Figure 2. Effect of tradeoff strength on equilibrium X for different antibiotic treatments.

Tradeoff strength is measured as the parameter ω (Figure 1). The equilibrium frequency of uninfected patients Xˆ was determined by running simulations of the model until all frequencies were stable. In cases where the values fluctuated, the equilibrium frequency was the average for the cycles. All simulations were run with parameter values of MICA ₁ = MICB ₂ = 240; MICA_S = MICB_S = MICA ₂ = MICB ₁  = 0; MICA ₂ and MICB ₃ as defined in Figure 1; φ _max = 0.25; φ _min = –0.25; c = 0.1; σ = 0.25; β  = 1.0; and γ = 0.25. These values are in the range of the numbers used by Bergstrom et al. and Regoes et al. During simulations, an MIC with a value of zero was reset to 0.000001 to avoid division by zero in Equations 6–8. Treatments: NONE ( ); CONTROL (•); SINGLE (○); CYCLING (π = 50,▴); MIXING (π = 50, ▴); Combined COCKTAIL (□); Separate COCKTAIL (▪).
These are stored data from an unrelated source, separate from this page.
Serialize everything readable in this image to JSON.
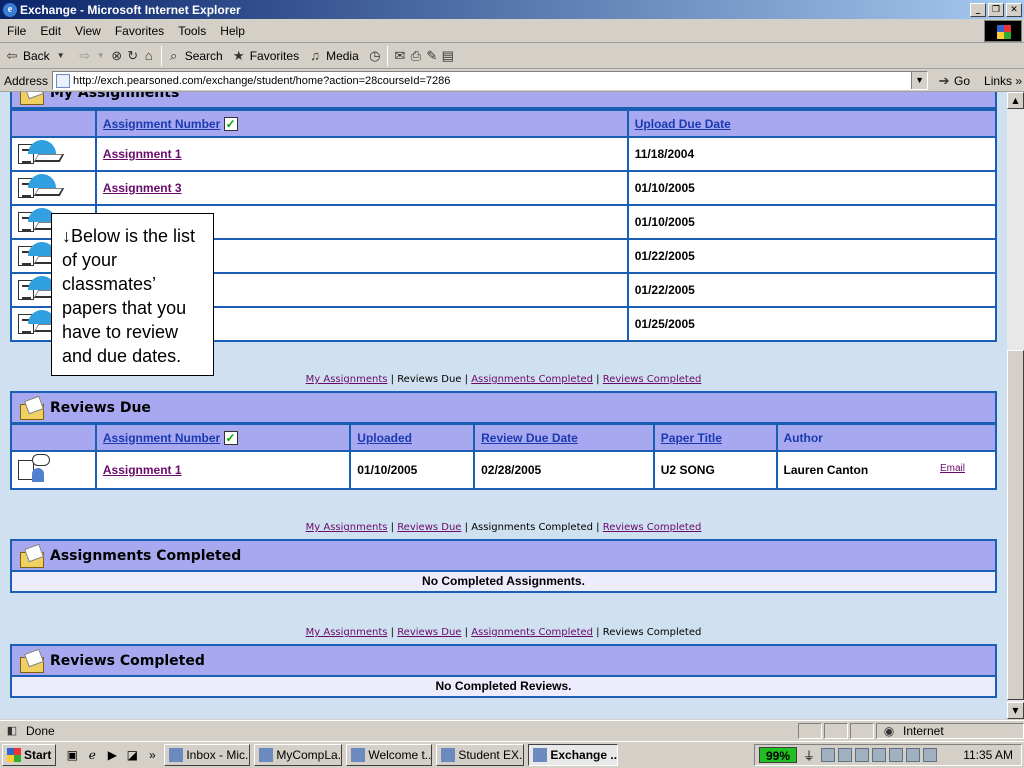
{
  "window": {
    "title": "Exchange - Microsoft Internet Explorer",
    "minimize": "_",
    "maximize": "❐",
    "close": "✕"
  },
  "menu": [
    "File",
    "Edit",
    "View",
    "Favorites",
    "Tools",
    "Help"
  ],
  "toolbar": {
    "back": "Back",
    "search": "Search",
    "favorites": "Favorites",
    "media": "Media"
  },
  "address": {
    "label": "Address",
    "url": "http://exch.pearsoned.com/exchange/student/home?action=28courseId=7286",
    "go": "Go",
    "links": "Links"
  },
  "my_assignments": {
    "title": "My Assignments",
    "columns": [
      "Assignment Number",
      "Upload Due Date"
    ],
    "rows": [
      {
        "name": "Assignment 1",
        "date": "11/18/2004"
      },
      {
        "name": "Assignment 3",
        "date": "01/10/2005"
      },
      {
        "name": "",
        "date": "01/10/2005"
      },
      {
        "name": "",
        "date": "01/22/2005"
      },
      {
        "name": "",
        "date": "01/22/2005"
      },
      {
        "name": "",
        "date": "01/25/2005"
      }
    ]
  },
  "callout": "↓Below is the list of your classmates’ papers that you have to review and due dates.",
  "nav": {
    "my_assignments": "My Assignments",
    "reviews_due": "Reviews Due",
    "assignments_completed": "Assignments Completed",
    "reviews_completed": "Reviews Completed",
    "sep": " | "
  },
  "reviews_due": {
    "title": "Reviews Due",
    "columns": [
      "Assignment Number",
      "Uploaded",
      "Review Due Date",
      "Paper Title",
      "Author"
    ],
    "rows": [
      {
        "assignment": "Assignment 1",
        "uploaded": "01/10/2005",
        "due": "02/28/2005",
        "paper": "U2 SONG",
        "author": "Lauren Canton",
        "email": "Email"
      }
    ]
  },
  "assignments_completed": {
    "title": "Assignments Completed",
    "empty": "No Completed Assignments."
  },
  "reviews_completed": {
    "title": "Reviews Completed",
    "empty": "No Completed Reviews."
  },
  "status": {
    "text": "Done",
    "zone": "Internet"
  },
  "taskbar": {
    "start": "Start",
    "tasks": [
      "Inbox - Mic...",
      "MyCompLa...",
      "Welcome t...",
      "Student EX...",
      "Exchange ..."
    ],
    "battery": "99%",
    "clock": "11:35 AM"
  }
}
Our analysis included values of π greater and smaller than 50 for CYCLING and MIXING, but the data are not presented to avoid crowding the figure. We note here that if π = 1, Xˆ values in both treatments became indistinguishable from those in MIXING with π = 50 and for all sampled values of ω. If π was increased above 50, Xˆ values in CYCLING converged downwards to match those in SINGLE, while in MIXING they decreased to match those in CYCLING (π = 50). The largest value examined was π = 50,000. The matching of MIXING (π = 50,000) and CYCLING (π = 50) is coincidental, as the value of π = 50 was chosen arbitrarily. The composition of the infected population (S+R ₁+R ₂+R ₃) is shown in the graph by using the line pattern to represent the most common bacterium in the population; S (– – –); R ₁ and/or R ₂ (_{· · ·}); R ₃ (—). For example, in Combined COCKTAIL (□), the most common bacterium is R ₃ from 0≤ω<0.86, but changes to S from 0.86≤ω≤1.